Consumer Lenders' Bonds Are the Best Bets, DLJ Says

The best values available to investors in financial sector bonds will be banks and finance companies with heavy exposure to consumers, one Wall Street analyst says.

Credit card lenders, bolstered by flattening consumer delinquencies, tighter underwriting, and slowing credit expansion, offer opportunity for bondholders looking for appreciation over the next few years, said Allerton G. Smith, a bond analyst at Donaldson, Lufkin & Jenrette Securities Corp. in New York.

Companies with large consumer credit exposure, such as MBNA Corp., Bank One Corp., Capital One Financial Corp., Household Finance, and Wells Fargo & Co. are better values than banks that have a higher relative base of commercial loans, Mr. Smith said.

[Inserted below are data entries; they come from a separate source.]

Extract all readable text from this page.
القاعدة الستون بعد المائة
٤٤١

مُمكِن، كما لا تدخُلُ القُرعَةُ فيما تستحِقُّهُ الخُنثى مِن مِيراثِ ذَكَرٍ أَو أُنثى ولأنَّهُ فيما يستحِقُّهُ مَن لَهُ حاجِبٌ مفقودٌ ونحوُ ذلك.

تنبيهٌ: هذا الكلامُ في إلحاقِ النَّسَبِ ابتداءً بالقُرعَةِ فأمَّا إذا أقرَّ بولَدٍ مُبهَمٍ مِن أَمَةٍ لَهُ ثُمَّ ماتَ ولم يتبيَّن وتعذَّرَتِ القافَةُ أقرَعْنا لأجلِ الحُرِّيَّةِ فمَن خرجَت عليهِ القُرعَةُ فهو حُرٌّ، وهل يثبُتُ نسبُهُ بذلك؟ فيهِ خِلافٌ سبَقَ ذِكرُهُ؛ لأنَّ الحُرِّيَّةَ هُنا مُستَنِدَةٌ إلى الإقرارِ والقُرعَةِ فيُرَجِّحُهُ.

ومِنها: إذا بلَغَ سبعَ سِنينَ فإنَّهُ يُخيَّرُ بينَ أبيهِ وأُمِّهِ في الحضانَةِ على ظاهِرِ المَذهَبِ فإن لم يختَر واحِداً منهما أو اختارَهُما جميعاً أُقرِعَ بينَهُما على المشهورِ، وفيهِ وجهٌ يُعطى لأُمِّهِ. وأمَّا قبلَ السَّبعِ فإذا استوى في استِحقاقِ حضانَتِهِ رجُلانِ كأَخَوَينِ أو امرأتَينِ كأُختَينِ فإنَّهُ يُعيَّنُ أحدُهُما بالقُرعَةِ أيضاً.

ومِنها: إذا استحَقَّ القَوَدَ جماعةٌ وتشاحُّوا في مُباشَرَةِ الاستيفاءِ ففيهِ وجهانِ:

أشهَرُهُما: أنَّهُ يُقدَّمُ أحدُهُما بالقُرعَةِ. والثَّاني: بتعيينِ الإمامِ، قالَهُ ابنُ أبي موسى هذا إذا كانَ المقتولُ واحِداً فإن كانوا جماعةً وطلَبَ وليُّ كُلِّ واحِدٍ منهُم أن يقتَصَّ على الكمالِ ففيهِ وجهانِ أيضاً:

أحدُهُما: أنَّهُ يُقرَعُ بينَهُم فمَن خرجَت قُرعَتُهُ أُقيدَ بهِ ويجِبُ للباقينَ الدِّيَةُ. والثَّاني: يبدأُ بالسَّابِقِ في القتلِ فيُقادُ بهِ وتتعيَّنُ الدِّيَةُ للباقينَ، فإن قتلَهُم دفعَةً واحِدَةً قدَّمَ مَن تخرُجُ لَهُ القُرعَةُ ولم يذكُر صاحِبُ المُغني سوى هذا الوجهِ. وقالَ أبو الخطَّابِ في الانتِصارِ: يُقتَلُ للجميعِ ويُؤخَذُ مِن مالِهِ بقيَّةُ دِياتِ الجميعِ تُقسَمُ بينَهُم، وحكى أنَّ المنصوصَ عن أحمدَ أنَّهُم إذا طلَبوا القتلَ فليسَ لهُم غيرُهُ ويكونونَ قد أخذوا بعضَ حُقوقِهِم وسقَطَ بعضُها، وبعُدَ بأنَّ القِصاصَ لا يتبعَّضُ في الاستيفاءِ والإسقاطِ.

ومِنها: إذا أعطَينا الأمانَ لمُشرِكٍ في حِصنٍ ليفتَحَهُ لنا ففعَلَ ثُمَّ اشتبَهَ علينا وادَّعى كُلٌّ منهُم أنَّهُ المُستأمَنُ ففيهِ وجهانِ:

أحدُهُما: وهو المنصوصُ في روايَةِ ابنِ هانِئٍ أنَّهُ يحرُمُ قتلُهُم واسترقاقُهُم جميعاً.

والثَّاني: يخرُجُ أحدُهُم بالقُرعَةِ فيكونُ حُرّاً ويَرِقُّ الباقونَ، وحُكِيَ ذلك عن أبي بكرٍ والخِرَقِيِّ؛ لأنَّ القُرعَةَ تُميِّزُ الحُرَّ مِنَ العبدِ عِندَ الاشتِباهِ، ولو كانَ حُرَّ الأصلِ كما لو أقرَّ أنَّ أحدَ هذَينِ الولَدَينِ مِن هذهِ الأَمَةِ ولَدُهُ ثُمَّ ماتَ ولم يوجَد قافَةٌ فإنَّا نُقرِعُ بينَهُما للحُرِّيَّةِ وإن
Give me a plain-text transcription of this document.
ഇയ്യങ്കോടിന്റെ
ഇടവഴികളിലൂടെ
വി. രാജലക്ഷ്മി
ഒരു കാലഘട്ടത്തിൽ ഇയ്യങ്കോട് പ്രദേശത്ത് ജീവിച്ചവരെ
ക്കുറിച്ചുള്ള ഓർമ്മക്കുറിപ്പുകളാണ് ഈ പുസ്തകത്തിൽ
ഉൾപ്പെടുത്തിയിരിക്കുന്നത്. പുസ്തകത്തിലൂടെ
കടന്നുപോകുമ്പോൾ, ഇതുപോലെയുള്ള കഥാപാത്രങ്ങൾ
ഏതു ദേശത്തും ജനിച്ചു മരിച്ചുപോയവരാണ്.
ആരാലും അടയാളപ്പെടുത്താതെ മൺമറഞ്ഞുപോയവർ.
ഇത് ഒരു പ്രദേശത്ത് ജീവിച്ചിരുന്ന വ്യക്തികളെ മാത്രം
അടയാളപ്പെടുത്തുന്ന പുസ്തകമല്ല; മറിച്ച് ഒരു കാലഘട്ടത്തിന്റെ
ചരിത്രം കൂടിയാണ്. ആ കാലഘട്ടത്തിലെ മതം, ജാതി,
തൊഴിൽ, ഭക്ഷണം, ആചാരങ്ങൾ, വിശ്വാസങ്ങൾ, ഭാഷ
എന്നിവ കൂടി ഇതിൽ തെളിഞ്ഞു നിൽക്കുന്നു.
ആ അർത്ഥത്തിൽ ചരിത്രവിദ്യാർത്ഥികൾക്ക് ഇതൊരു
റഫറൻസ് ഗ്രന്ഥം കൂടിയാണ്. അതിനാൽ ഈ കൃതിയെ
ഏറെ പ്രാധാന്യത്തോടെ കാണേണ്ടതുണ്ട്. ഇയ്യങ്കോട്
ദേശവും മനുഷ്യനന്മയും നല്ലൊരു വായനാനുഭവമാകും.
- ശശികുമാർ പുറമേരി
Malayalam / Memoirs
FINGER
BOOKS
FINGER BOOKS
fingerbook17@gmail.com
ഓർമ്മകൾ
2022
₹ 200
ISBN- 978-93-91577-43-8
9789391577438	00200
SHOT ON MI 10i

Broker-dealers and money-center bonds have less room for improvement because of the decreasing quality of commercial loans and the potential slowdown in trading and underwriting by yearend. That means bond investors have a better chance of finding bargains with consumer lenders.

"Default rates are accelerating in the commercial sector right now," Mr. Smith said. "That has the equity markets concerned about the sufficiency of loan-loss reserves. It will be the commercial lenders that take the pain, not the consumer lenders."

Rising corporate defaults stand to undermine the asset quality of commercial banks, and this could ultimately lead to falling bond prices as credit deteriorates, Mr. Smith said.

"We are increasingly concerned about the ability of banks to sustain earnings against the backdrop of higher commercial defaults," Mr. Smith said. "As you look at the landscape, where you may be surprised and disappointed is in the commercial area, particularly in the large, nationally syndicated credits. What we are recommending is for investors in financial services paper to focus on the consumer-oriented companies."

Though asset quality at commercial banks is nothing to groan about, it has stopped improving this year. On the upside, the industry's problem-loans-to-equity-and-reserves ratio, at 4.99% in the second quarter, was only a tad higher than the 4.95% five-quarter average, according to DLJ research.

But loan-loss reserves declined to 1.56% in the second quarter, from 1.65% a year earlier. "The trend line is concerning us. We clearly have seen an inflection point where asset quality is no longer getting better," Mr. Smith said.

Banks such as New Orleans-based Hibernia Corp. and Centura Banks Inc. in Rocky Mount, N.C., have reported big commercial loans in default this year. Also, Iridium LLC, the high-profile mobile telephone venture, also defaulted on its bond payments and loan payments this year. The large commercial defaults have led investors to wonder what is next.

Meanwhile, the asset quality of credit card companies has shown signs of improvement in recent months, Mr. Smith said. For example, consumer delinquencies have been falling. Thirteen of 15 credit card companies tracked by DLJ improved. The decline in delinquency rates for the 15 companies fell 24 basis points from June to July.

Credit card underwriting standards have improved over the last two years. Moreover, Visa U.S.A. of San Francisco said consumer bankruptcies were 103,603 in August, down 7% from a year earlier and 1% from July.